Binary Function Clustering using Semantic Hashes
October 2014 • Article
Wesley Jin, Sagar Chaki, Cory Cohen, Arie Gurfinkel, Jeff Havrilla, Chuck Hines, Priya Narasimhan (Carnegie Mellon University)
In this article, the authors present an alternative to pair wise comparisons based on "hashing” that captures the semantics of functions as semantic hashes.
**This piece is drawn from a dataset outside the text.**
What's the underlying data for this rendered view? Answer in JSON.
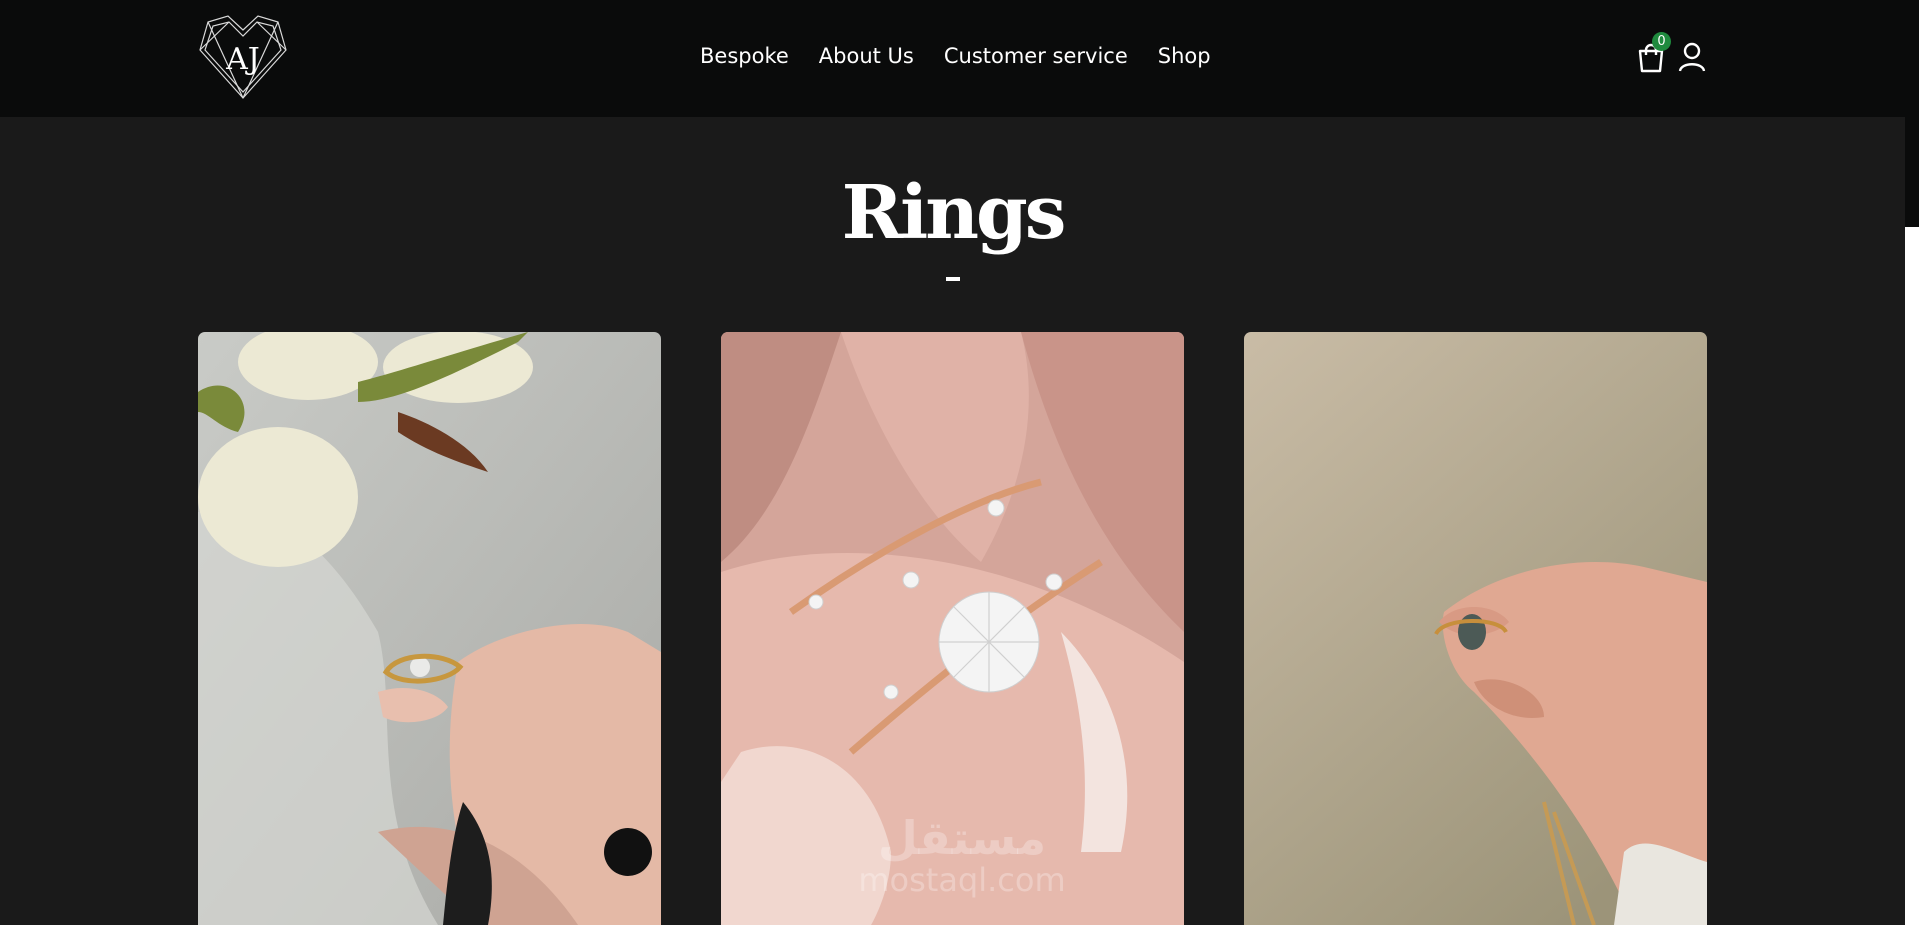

The ability to identify semantically-related functions, in large collections of binary executables, is important for malware detection. Intuitively, two pieces of code are similar if they have the same effect on a machine's state. Current state-of-the-art tools employ a variety of pair wise comparisons (e.g., template matching using SMT solvers, Value-Set analysis at critical program points, API call matching, etc.) However, these methods are unshakable for clustering large datasets, of size N, since they require O(N^2) comparisons. In this paper, we present an alternative approach based upon "hashing". We propose a scheme that captures the semantics of functions as semantic hashes. Our approach treats a function as a set of features, each of which represent the input-output behavior of a basic block. Using a form of locality-sensitive hashing known as Min Hashing, functions with many common features can be quickly identified, and the complexity of clustering is reduced to O(N). Experiments on functions extracted from the CERT malware catalog indicate that we are able to cluster closely related code with a low false positive rate.